Neutrophil-targeted delivery of circSCMH1 unlocks an acute anti-thromboinflammatory function to restore microvascular perfusion in stroke

This study demonstrates that neutrophil-targeted delivery of circSCMH1 via lipid nanoparticles mitigates futile recanalization in stroke by suppressing neutrophil-mediated thromboinflammation and restoring microvascular perfusion, offering a novel adjunctive therapy for endovascular thrombectomy.

The Gist

The Big Problem: The "Traffic Jam" After the Accident

Imagine a major highway (your brain's main artery) gets blocked by a giant rock (a blood clot). This causes a traffic jam that stops cars (blood) from reaching a neighborhood (part of the brain). This is a stroke.

Doctors have a great tool called Endovascular Thrombectomy (EVT). Think of it as a specialized tow truck that drives down the highway, grabs the rock, and pulls it out. The main road is clear! The big arteries are open.

But here's the tragedy: Even though the main road is open, the neighborhood is still in ruins. Why? Because of Futile Recanalization (FR).

When the big rock is removed, a chaotic crowd of emergency responders (white blood cells called neutrophils) rushes in. Instead of helping, they panic. They start building their own roadblocks, releasing sticky nets (called NETs) that clog up the tiny side streets (capillaries). The main road is open, but the tiny streets are jammed. No blood can get to the houses, and the brain tissue dies.
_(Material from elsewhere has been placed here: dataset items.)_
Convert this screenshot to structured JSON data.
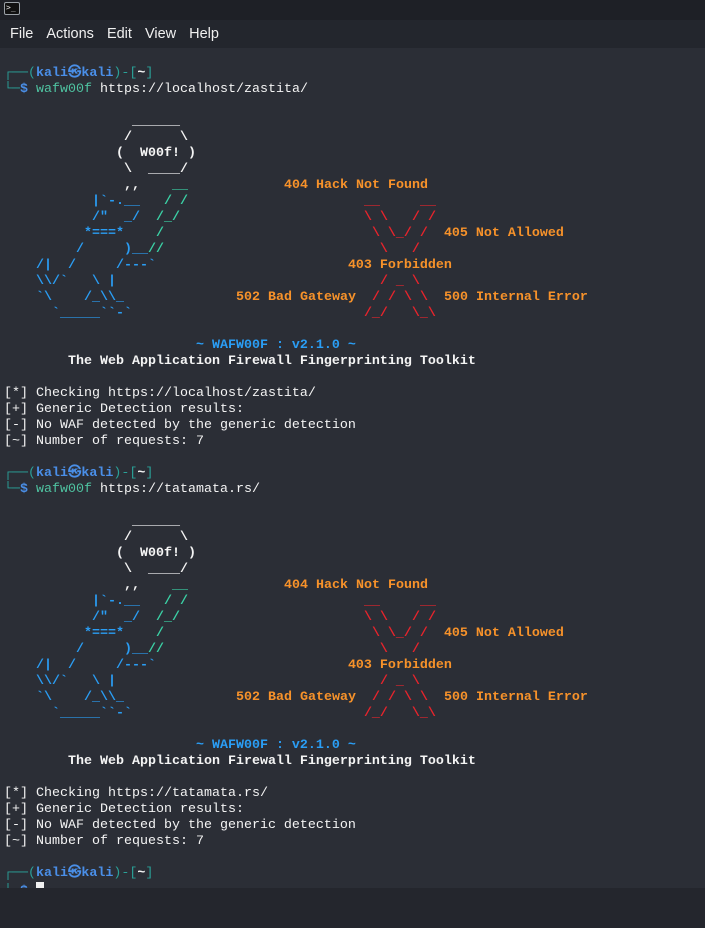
{
  "window": {
    "icon": "terminal-icon"
  },
  "menu": [
    "File",
    "Actions",
    "Edit",
    "View",
    "Help"
  ],
  "colors": {
    "background": "#2b2e36",
    "prompt_box": "#2aa198",
    "prompt_user": "#4a8fe8",
    "command": "#4fc3a1",
    "ascii_blue": "#2a9df4",
    "ascii_teal": "#3bd1a6",
    "status_orange": "#f7922a",
    "x_red": "#e8242c"
  },
  "prompt": {
    "box_top": "┌──(",
    "user": "kali㉿kali",
    "mid": ")-[",
    "dir": "~",
    "end": "]",
    "box_bottom": "└─",
    "symbol": "$"
  },
  "banner": [
    [
      [
        "                ______",
        "white"
      ]
    ],
    [
      [
        "               /      \\",
        "white"
      ]
    ],
    [
      [
        "              (  W00f! )",
        "white"
      ]
    ],
    [
      [
        "               \\  ____/",
        "white"
      ]
    ],
    [
      [
        "               ,,",
        "white"
      ],
      [
        "    __",
        "teal"
      ],
      [
        "            "
      ],
      [
        "404 Hack Not Found",
        "orange"
      ]
    ],
    [
      [
        "           |`-.__",
        "blue"
      ],
      [
        "   / /",
        "teal"
      ],
      [
        "                      "
      ],
      [
        "__     __",
        "red"
      ]
    ],
    [
      [
        "           /\"  _/",
        "blue"
      ],
      [
        "  /_/",
        "teal"
      ],
      [
        "                       "
      ],
      [
        "\\ \\   / /",
        "red"
      ]
    ],
    [
      [
        "          *===*",
        "blue"
      ],
      [
        "    /",
        "teal"
      ],
      [
        "                          "
      ],
      [
        "\\ \\_/ /",
        "red"
      ],
      [
        "  "
      ],
      [
        "405 Not Allowed",
        "orange"
      ]
    ],
    [
      [
        "         /     )__",
        "blue"
      ],
      [
        "//",
        "teal"
      ],
      [
        "                           "
      ],
      [
        "\\   /",
        "red"
      ]
    ],
    [
      [
        "    /|  /     /---`",
        "blue"
      ],
      [
        "                        "
      ],
      [
        "403 Forbidden",
        "orange"
      ]
    ],
    [
      [
        "    \\\\/`   \\ |",
        "blue"
      ],
      [
        "                                 "
      ],
      [
        "/ _ \\",
        "red"
      ]
    ],
    [
      [
        "    `\\    /_\\\\_",
        "blue"
      ],
      [
        "              "
      ],
      [
        "502 Bad Gateway",
        "orange"
      ],
      [
        "  "
      ],
      [
        "/ / \\ \\",
        "red"
      ],
      [
        "  "
      ],
      [
        "500 Internal Error",
        "orange"
      ]
    ],
    [
      [
        "      `_____``-`",
        "blue"
      ],
      [
        "                             "
      ],
      [
        "/_/   \\_\\",
        "red"
      ]
    ],
    [],
    [
      [
        "                        ~ WAFW00F : v2.1.0 ~",
        "blue"
      ]
    ],
    [
      [
        "        The Web Application Firewall Fingerprinting Toolkit",
        "white"
      ]
    ]
  ],
  "sessions": [
    {
      "command": "wafw00f",
      "url": "https://localhost/zastita/",
      "output": [
        "[*] Checking https://localhost/zastita/",
        "[+] Generic Detection results:",
        "[-] No WAF detected by the generic detection",
        "[~] Number of requests: 7"
      ]
    },
    {
      "command": "wafw00f",
      "url": "https://tatamata.rs/",
      "output": [
        "[*] Checking https://tatamata.rs/",
        "[+] Generic Detection results:",
        "[-] No WAF detected by the generic detection",
        "[~] Number of requests: 7"
      ]
    }
  ]
}
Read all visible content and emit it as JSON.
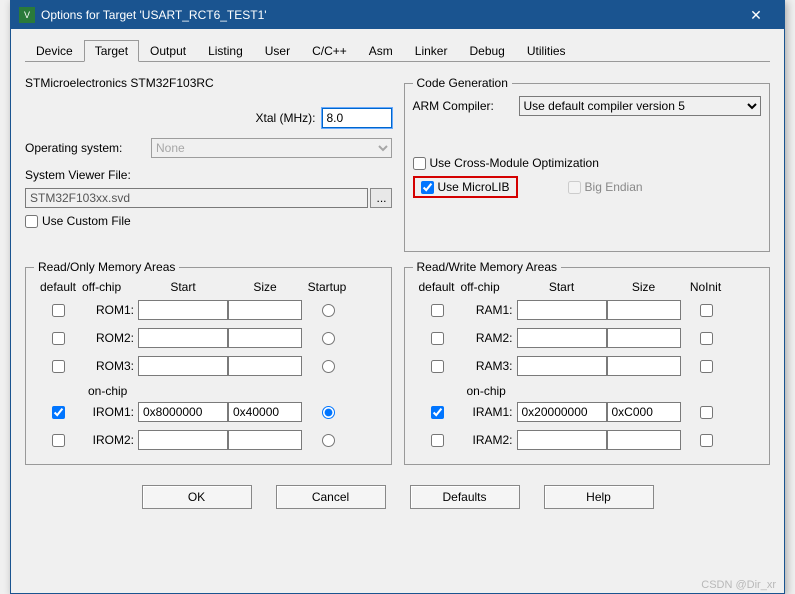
{
  "title": "Options for Target 'USART_RCT6_TEST1'",
  "tabs": [
    "Device",
    "Target",
    "Output",
    "Listing",
    "User",
    "C/C++",
    "Asm",
    "Linker",
    "Debug",
    "Utilities"
  ],
  "activeTab": "Target",
  "device": "STMicroelectronics STM32F103RC",
  "xtal_label": "Xtal (MHz):",
  "xtal_value": "8.0",
  "os_label": "Operating system:",
  "os_value": "None",
  "svf_label": "System Viewer File:",
  "svf_value": "STM32F103xx.svd",
  "use_custom_file": "Use Custom File",
  "codegen": {
    "legend": "Code Generation",
    "compiler_label": "ARM Compiler:",
    "compiler_value": "Use default compiler version 5",
    "cross_module": "Use Cross-Module Optimization",
    "microlib": "Use MicroLIB",
    "big_endian": "Big Endian"
  },
  "readonly": {
    "legend": "Read/Only Memory Areas",
    "h_default": "default",
    "h_offchip": "off-chip",
    "h_start": "Start",
    "h_size": "Size",
    "h_startup": "Startup",
    "onchip": "on-chip",
    "rows": [
      {
        "name": "ROM1:",
        "def": false,
        "start": "",
        "size": "",
        "startup": false
      },
      {
        "name": "ROM2:",
        "def": false,
        "start": "",
        "size": "",
        "startup": false
      },
      {
        "name": "ROM3:",
        "def": false,
        "start": "",
        "size": "",
        "startup": false
      }
    ],
    "onrows": [
      {
        "name": "IROM1:",
        "def": true,
        "start": "0x8000000",
        "size": "0x40000",
        "startup": true
      },
      {
        "name": "IROM2:",
        "def": false,
        "start": "",
        "size": "",
        "startup": false
      }
    ]
  },
  "readwrite": {
    "legend": "Read/Write Memory Areas",
    "h_default": "default",
    "h_offchip": "off-chip",
    "h_start": "Start",
    "h_size": "Size",
    "h_noinit": "NoInit",
    "onchip": "on-chip",
    "rows": [
      {
        "name": "RAM1:",
        "def": false,
        "start": "",
        "size": "",
        "noinit": false
      },
      {
        "name": "RAM2:",
        "def": false,
        "start": "",
        "size": "",
        "noinit": false
      },
      {
        "name": "RAM3:",
        "def": false,
        "start": "",
        "size": "",
        "noinit": false
      }
    ],
    "onrows": [
      {
        "name": "IRAM1:",
        "def": true,
        "start": "0x20000000",
        "size": "0xC000",
        "noinit": false
      },
      {
        "name": "IRAM2:",
        "def": false,
        "start": "",
        "size": "",
        "noinit": false
      }
    ]
  },
  "buttons": {
    "ok": "OK",
    "cancel": "Cancel",
    "defaults": "Defaults",
    "help": "Help"
  },
  "watermark": "CSDN @Dir_xr"
}
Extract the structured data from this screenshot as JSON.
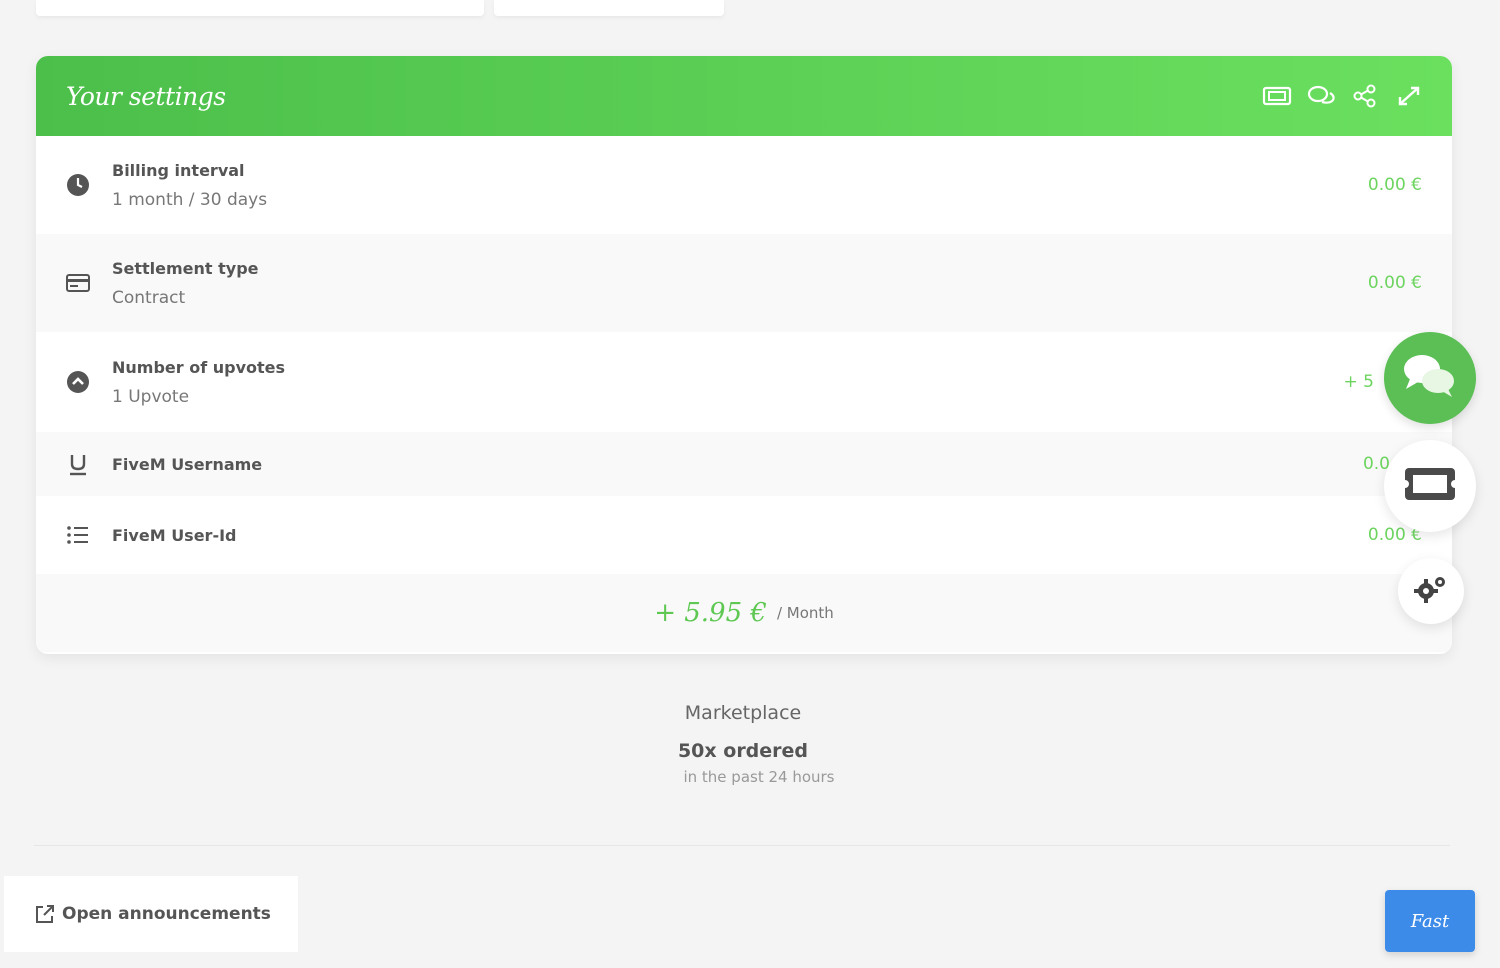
{
  "colors": {
    "header_gradient_start": "#4bbf4a",
    "header_gradient_end": "#6be05f",
    "price_green": "#6dd460",
    "fab_green": "#5bbf55",
    "fast_button": "#3d8be8"
  },
  "settings": {
    "title": "Your settings",
    "header_icons": [
      "ticket-icon",
      "chat-icon",
      "share-icon",
      "expand-icon"
    ],
    "rows": [
      {
        "icon": "clock-icon",
        "label": "Billing interval",
        "value": "1 month / 30 days",
        "price": "0.00 €"
      },
      {
        "icon": "credit-card-icon",
        "label": "Settlement type",
        "value": "Contract",
        "price": "0.00 €"
      },
      {
        "icon": "chevron-up-circle-icon",
        "label": "Number of upvotes",
        "value": "1 Upvote",
        "price": "+ 5"
      },
      {
        "icon": "underline-icon",
        "label": "FiveM Username",
        "value": "",
        "price": "0.0"
      },
      {
        "icon": "list-icon",
        "label": "FiveM User-Id",
        "value": "",
        "price": "0.00 €"
      }
    ],
    "total": {
      "amount": "+ 5.95 €",
      "period": "/ Month"
    }
  },
  "marketplace": {
    "title": "Marketplace",
    "count": "50x ordered",
    "subtitle": "in the past 24 hours"
  },
  "footer": {
    "announcements_label": "Open announcements",
    "fast_label": "Fast"
  },
  "floating": [
    "chat-icon",
    "ticket-icon",
    "gears-icon"
  ]
}
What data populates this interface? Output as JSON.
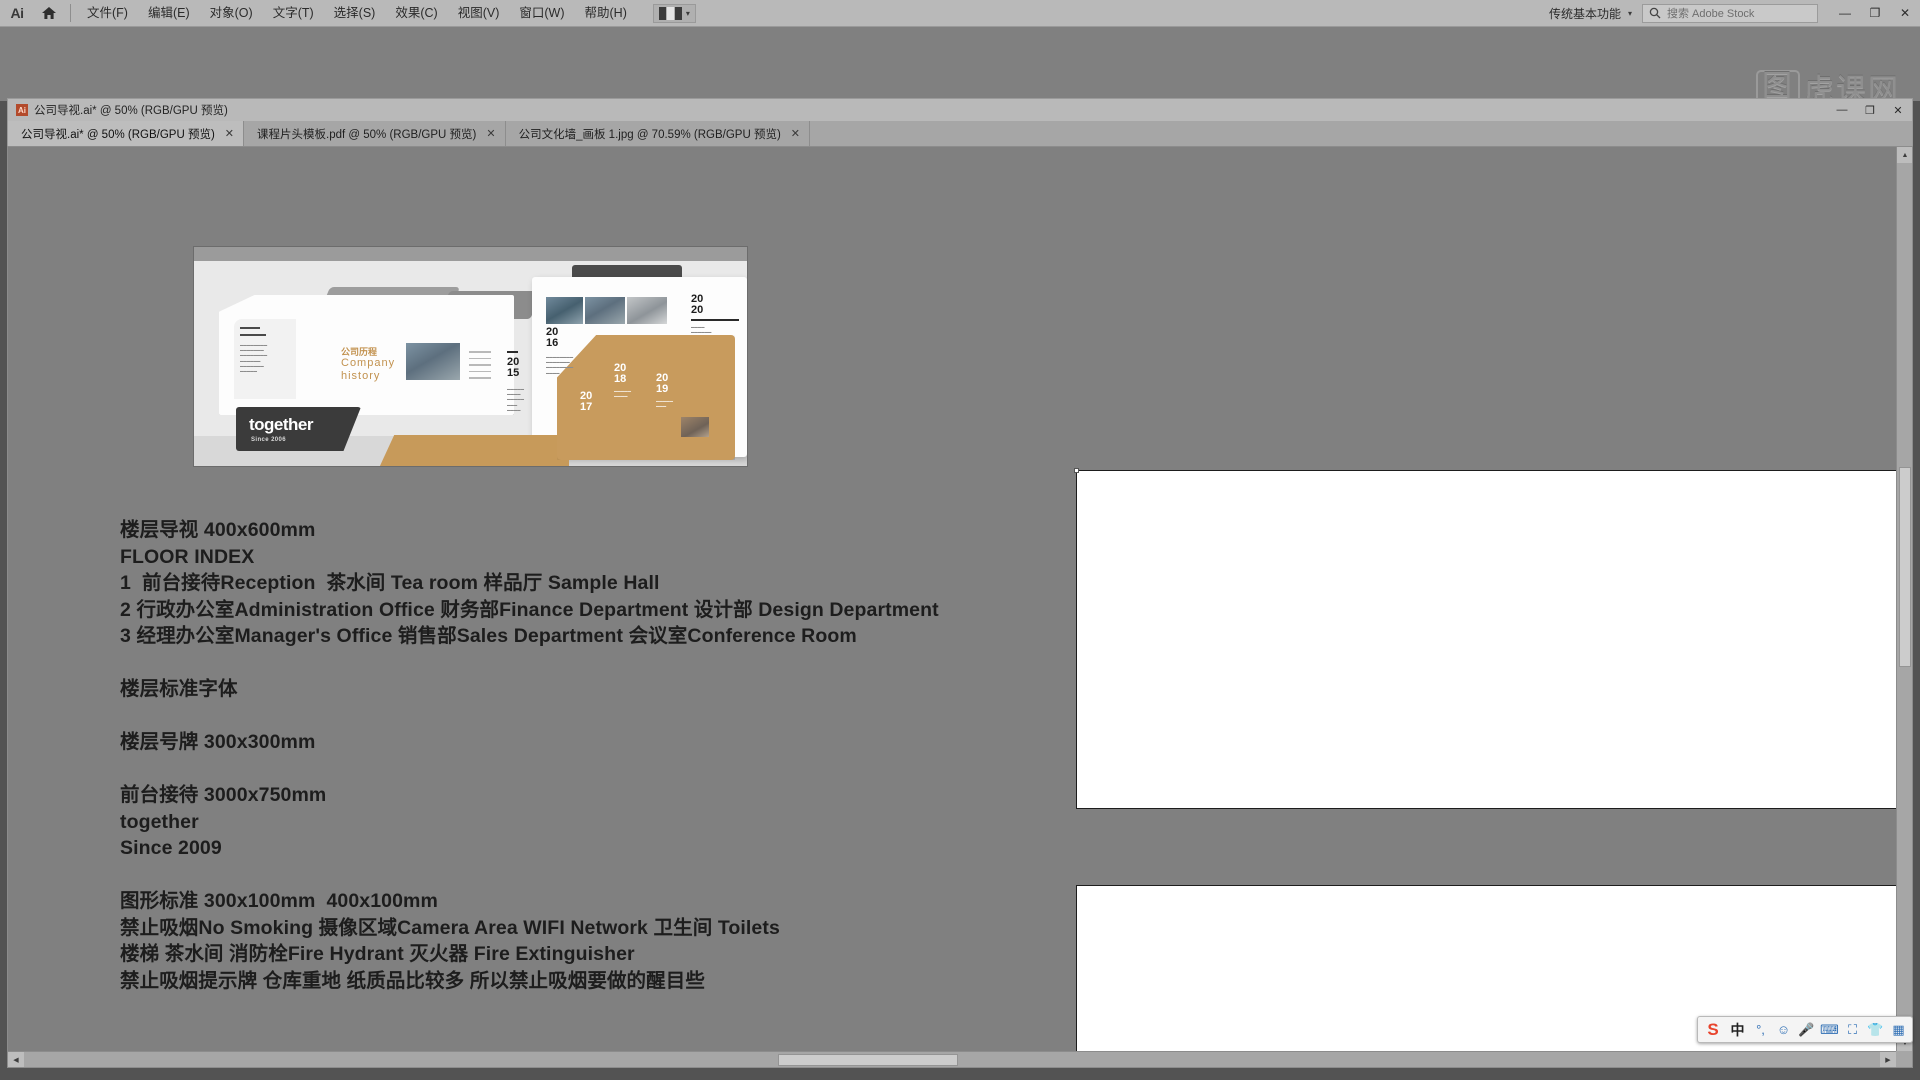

The Missing Piece: The "Peacekeeper" Molecule

The researchers discovered a tiny, circular piece of genetic code called circSCMH1.

• Old View: Scientists thought this molecule was like a "construction foreman" that only showed up weeks later to help rebuild the neighborhood after the damage was done.
• New Discovery: This paper found that in patients who had the "traffic jam" problem (FR), this "Peacekeeper" molecule was missing right at the scene of the accident. Without it, the emergency responders (neutrophils) went wild and built those sticky roadblocks.

The Solution: A "Trojan Horse" Delivery System

The problem was that if you just gave the patient a pill of this "Peacekeeper" molecule, it would get lost in the body or eaten by the liver before it could reach the angry neutrophils. It needed a way to sneak inside the troublemakers.

The team built a high-tech delivery truck (called circSCMH1@pepLNP).

• The Truck: It's a tiny bubble (lipid nanoparticle) carrying the "Peacekeeper" molecule.
• The GPS: The truck is coated with a special sticker (a peptide) that acts like a magnet. It specifically looks for the "Uniform" worn by the angry neutrophils (Formyl Peptide Receptors).
• The Mission: The truck drives through the bloodstream, finds the angry neutrophils, locks onto them, and delivers the "Peacekeeper" directly inside their cell.

What Happened When They Used the Truck?

When they tested this on mice with strokes, the results were like magic:

1. The Neutrophils Calmed Down: Once the "Peacekeeper" got inside the neutrophils, they stopped building those sticky nets (NETs). They went from being "riot police" to "calm security guards."
2. The Tiny Roads Opened: Because the neutrophils stopped clogging the capillaries, blood could finally flow into the tiny streets.
3. The Brain Survived: The brain tissue that was about to die was saved. The area of damage was much smaller, and the mice recovered much better.

The "Double Agent" Analogy

The most exciting part of this paper is that circSCMH1 is a "Double Agent."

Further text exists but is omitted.